For her part, the spokeswoman for the Canarian Coalition-PNC in the Congress of Deputies, Ana Oramas, warned that the reconstruction of La Palma “does not have to be done from outside, it has to come from the institutions here and with the citizens and citizens here.” In this sense, she insisted that the reconstruction “cannot be done with its back to the administrations and the citizens.

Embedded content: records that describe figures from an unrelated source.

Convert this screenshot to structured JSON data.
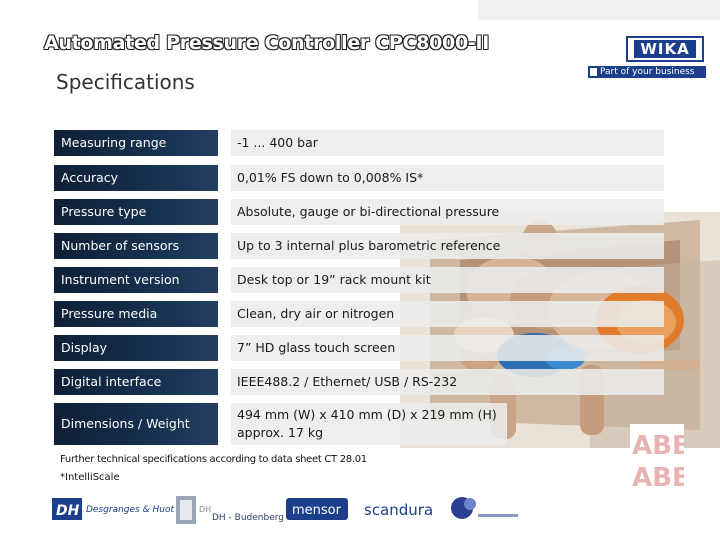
{
  "title": "Automated Pressure Controller CPC8000-II",
  "subtitle": "Specifications",
  "logo": {
    "brand": "WIKA",
    "tagline": "Part of your business",
    "colors": {
      "brand_blue": "#1b3f8b"
    }
  },
  "specs": [
    {
      "label": "Measuring range",
      "value": "-1 ... 400 bar"
    },
    {
      "label": "Accuracy",
      "value": "0,01% FS down to 0,008% IS*"
    },
    {
      "label": "Pressure type",
      "value": "Absolute, gauge or bi-directional pressure"
    },
    {
      "label": "Number of sensors",
      "value": "Up to 3 internal plus barometric reference"
    },
    {
      "label": "Instrument version",
      "value": "Desk top or 19” rack mount kit"
    },
    {
      "label": "Pressure media",
      "value": "Clean, dry air or nitrogen"
    },
    {
      "label": "Display",
      "value": "7” HD glass touch screen"
    },
    {
      "label": "Digital interface",
      "value": "IEEE488.2 / Ethernet/ USB / RS-232"
    },
    {
      "label": "Dimensions / Weight",
      "value": "494 mm (W) x 410 mm (D) x 219 mm (H) approx. 17 kg"
    }
  ],
  "footnotes": {
    "line1": "Further technical specifications according to data sheet  CT 28.01",
    "line2": "*IntelliScale"
  },
  "partners": [
    {
      "name": "DH",
      "text": "Desgranges & Huot"
    },
    {
      "name": "DH",
      "text": "DH - Budenberg"
    },
    {
      "name": "mensor",
      "text": "mensor"
    },
    {
      "name": "scandura",
      "text": "scandura"
    },
    {
      "name": "other"
    }
  ],
  "side_logo": {
    "text1": "ABB",
    "text2": "ABB"
  }
}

The solutions for the future have to come from the Island.”
Oramas recalled that the CC-PNC had negotiated an agreement with the PSOE in Madrid to withdraw the amendments and support for the General State Budget Bill for 2022 in exchange for a multi-year plan of 700 million euros for the reconstruction of La Palma, “agreement finally truncated because there had been calls from the Canary Islands to President Sánchez because they could not consent to the games being put on La Palma because they had been requested by the Canary Coalition.”
In this regard, he denounced that due to “an issue of political prominence, the items that La Palma needed for the reconstruction were prevented not only for this 2022 but for the next 4 years.”

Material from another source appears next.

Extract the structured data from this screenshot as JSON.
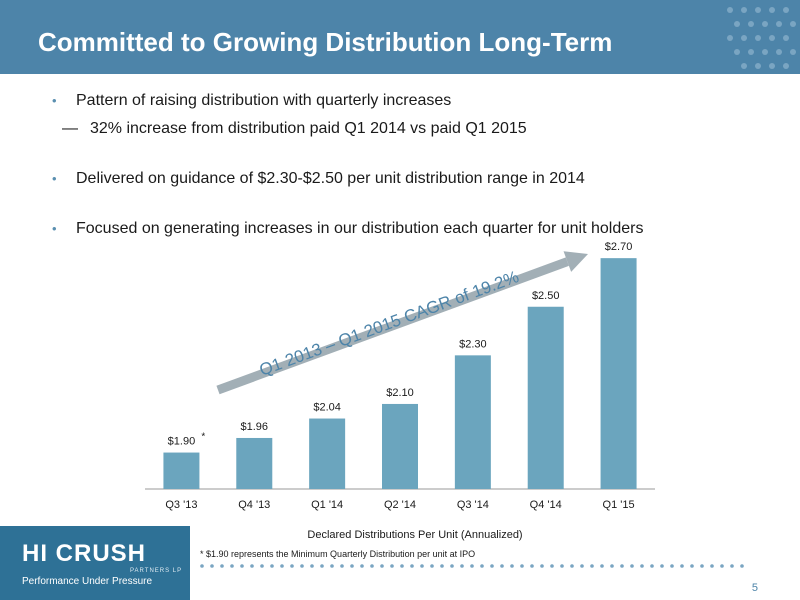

However, the deputy pointed out that the nationalists will be “every week defending the interests of La Palma, promoting bills.” “We are going to demand that the PSOE and its partners from United We Can present the Volcano Law”, which is necessary for the Government of the Canary Islands, city councils and councils to adapt the regulations on land and fiscal matters, “she added.
DELAY OF AID.
The general secretary of the Canarian Coalition-PNC and regional deputy, Nieves Lady Barreto, expressed concern that “there are delays in the processing of aid, because there is no agility and because there is something that is a priority for us and is not being done, listening to those affected, people are being left behind when what the administrations should do is put the people who have experienced the volcanic eruption and its consequences first hand”.

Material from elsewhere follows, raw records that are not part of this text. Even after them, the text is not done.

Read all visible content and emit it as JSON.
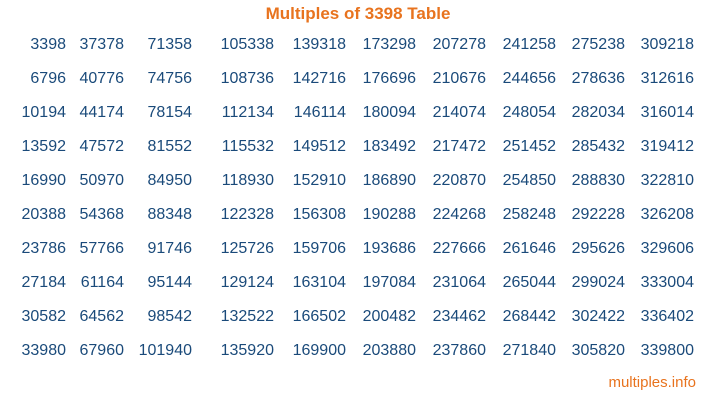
{
  "title": "Multiples of 3398 Table",
  "footer": "multiples.info",
  "colors": {
    "title": "#e8731e",
    "numbers": "#1a4a7a",
    "footer": "#e8731e"
  },
  "rows": [
    [
      "3398",
      "37378",
      "71358",
      "105338",
      "139318",
      "173298",
      "207278",
      "241258",
      "275238",
      "309218"
    ],
    [
      "6796",
      "40776",
      "74756",
      "108736",
      "142716",
      "176696",
      "210676",
      "244656",
      "278636",
      "312616"
    ],
    [
      "10194",
      "44174",
      "78154",
      "112134",
      "146114",
      "180094",
      "214074",
      "248054",
      "282034",
      "316014"
    ],
    [
      "13592",
      "47572",
      "81552",
      "115532",
      "149512",
      "183492",
      "217472",
      "251452",
      "285432",
      "319412"
    ],
    [
      "16990",
      "50970",
      "84950",
      "118930",
      "152910",
      "186890",
      "220870",
      "254850",
      "288830",
      "322810"
    ],
    [
      "20388",
      "54368",
      "88348",
      "122328",
      "156308",
      "190288",
      "224268",
      "258248",
      "292228",
      "326208"
    ],
    [
      "23786",
      "57766",
      "91746",
      "125726",
      "159706",
      "193686",
      "227666",
      "261646",
      "295626",
      "329606"
    ],
    [
      "27184",
      "61164",
      "95144",
      "129124",
      "163104",
      "197084",
      "231064",
      "265044",
      "299024",
      "333004"
    ],
    [
      "30582",
      "64562",
      "98542",
      "132522",
      "166502",
      "200482",
      "234462",
      "268442",
      "302422",
      "336402"
    ],
    [
      "33980",
      "67960",
      "101940",
      "135920",
      "169900",
      "203880",
      "237860",
      "271840",
      "305820",
      "339800"
    ]
  ]
}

He insisted on the need for “a body to be created within the Consortium to permanently listen to those affected and to take their proposals into account.”
“We are concerned that palliative aid, emergency aid, which should have arrived a long time ago, has not yet reached those affected.” Among them, he pointed to emergency aid from the State, as well as the donations that many people made in solidarity and that continue to be bogged down in the Cabildo de La Palma and in the City Hall of Los Llanos de Aridane.
Barreto also expressed the concern of the island’s economic sectors. “It is urgent to resolve the issue of bananas and water, there are completely dry areas because the water from the desalination plants does not arrive” and urged the Cabildo de La Palma “to define the closure hydraulic” to “give guarantees and certainties to the sector” because otherwise not only a large part of this year’s harvest but also the next one would be lost.
The nationalist leader also referred to the “uncertainty” around the assessment of losses. “You cannot support hundreds of families without knowing how much they will receive, if they are going to receive the real value of their houses, their land or businesses or if they are only going to receive the 60,000 euros that come from the State and that we all know, are insufficient “.
In this sense, he called on the Government of the Canary Islands and the Cabildo of La Palma to “continue defending, to raise their voices so that the State assumes the restitution of the damages at the real price, as the Canarian nationalists intended with that plan multiannual of 700 million euros”.
The mayor of El Paso and deputy of the Canarian Nationalist Group, Sergio Rodríguez, pointed out as the objective of the reconstruction tasks “to leave this Island better than it was before the volcano erupted and to do it with the people.”
Rodríguez announced that the nationalists will continue “defending that La Palma be present” on the political agenda, “that it not disappear because there is much left, everything remains to be done.” In this sense, he pointed out that in addition to giving an urgent response to those who have lost their habitual residence and from economic sectors “we are going to be next to them and we are going to continue working for those neighborhood economies, those small shops, the pharmacies, hardware stores that were devastated and to which a solution must also be found,” he concluded.